I hope I’m posting to the correct section about this, and provide enough info.
I’m being driven mad with my monitoring client, aNAG for Android, notifying me when a monitored service experiences a soft state fail. i.e. check 1 (out of 5 in my case) is above the warning or critical threshold that I’ve set. I do not get notification emails from Icinga2 when this happens - it is only aNAG that notifies me.
I can’t figure out if it is a bug in aNAG, or an error in the configuration I’ve used for the API user I’ve set up for aNAG, a configuration error I’ve made in aNAG, or some other configuration error I might have made in icinga2.
These soft failures are visible in Icinga2 Web. They are real events that Icinga2 correctly notices and shows if you happen to be looking. But they last only very briefly and I do not want to be warned about them through aNAG. That’s what soft states are for, right? If we reach the number of checks I’ve set (5) THEN I expect a hard fail and to be notified. But not before.
aNAG has a specific setting “Don’t fetch soft state services” which is normally ticked. I’ve tried ticking and unticking and vice versa, but it makes no difference.
I’m using 2.6.3 on Centos 7.
Please can someone suggest some configuration element I might look at?

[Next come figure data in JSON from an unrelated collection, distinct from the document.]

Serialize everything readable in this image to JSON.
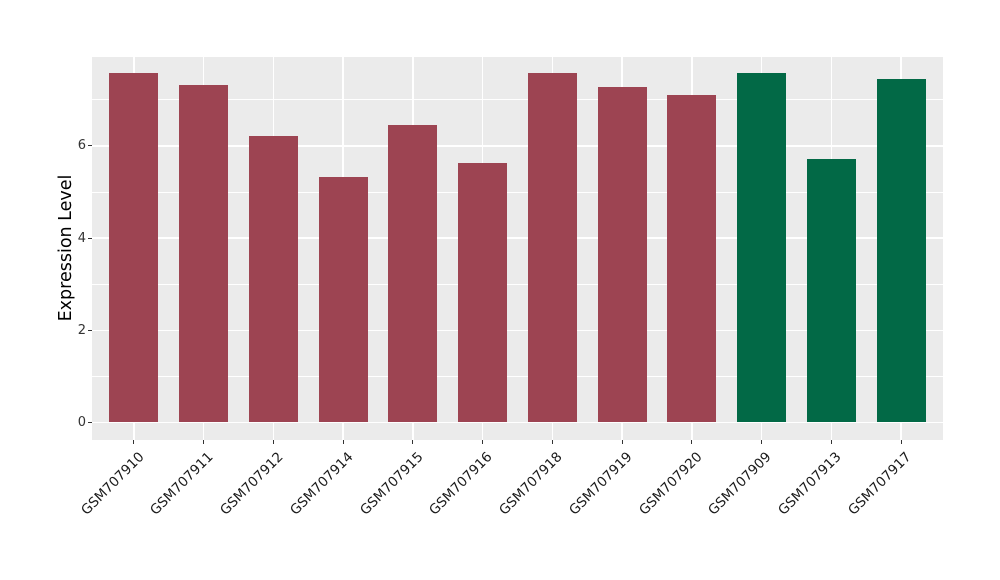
{
  "chart_data": {
    "type": "bar",
    "title": "",
    "xlabel": "",
    "ylabel": "Expression Level",
    "categories": [
      "GSM707910",
      "GSM707911",
      "GSM707912",
      "GSM707914",
      "GSM707915",
      "GSM707916",
      "GSM707918",
      "GSM707919",
      "GSM707920",
      "GSM707909",
      "GSM707913",
      "GSM707917"
    ],
    "values": [
      7.59,
      7.33,
      6.21,
      5.32,
      6.46,
      5.62,
      7.59,
      7.27,
      7.11,
      7.59,
      5.71,
      7.46
    ],
    "bar_colors": [
      "#9D4452",
      "#9D4452",
      "#9D4452",
      "#9D4452",
      "#9D4452",
      "#9D4452",
      "#9D4452",
      "#9D4452",
      "#9D4452",
      "#026946",
      "#026946",
      "#026946"
    ],
    "ylim": [
      -0.38,
      7.93
    ],
    "yticks_major": [
      0,
      2,
      4,
      6
    ],
    "yticks_minor": [
      1,
      3,
      5,
      7
    ],
    "grid": "major-and-minor, white on gray panel",
    "legend": "none",
    "bar_width_ratio": 0.7,
    "x_label_rotation_deg": 45,
    "colors": {
      "panel_background": "#EBEBEB",
      "figure_background": "#FFFFFF",
      "gridline": "#FFFFFF",
      "tick_mark": "#333333",
      "axis_text": "#333333",
      "axis_title": "#000000"
    }
  }
}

In api-users.conf, for the user I’ve created specifically for aNAG, after filtering only the hosts and services I want visible based on the value of host.vars.anaghost and service.vars.anagservice, I only have:
permission = “actions/*”
Should there be more? Or less, maybe? Or maybe this has nothing to do with my problem?
In my service template, I have:
max_check_attempts = 5
check_interval = 1m
retry_interval = 30s
I believe there’s a “volatile” setting that can cause a problem like I’m experiencing, but this is definitely not the case in my config. I have never knowingly set it, and grepping the config can not find the word at all.
That’s all I can think of to offer as terms of my configuration, and maybe this would give someone an indication of where I’ve not looked or things I’ve not thought of changing?
I’ve tried searching for aNAG and for “softfail” “soft fail” and “soft state” to no avail.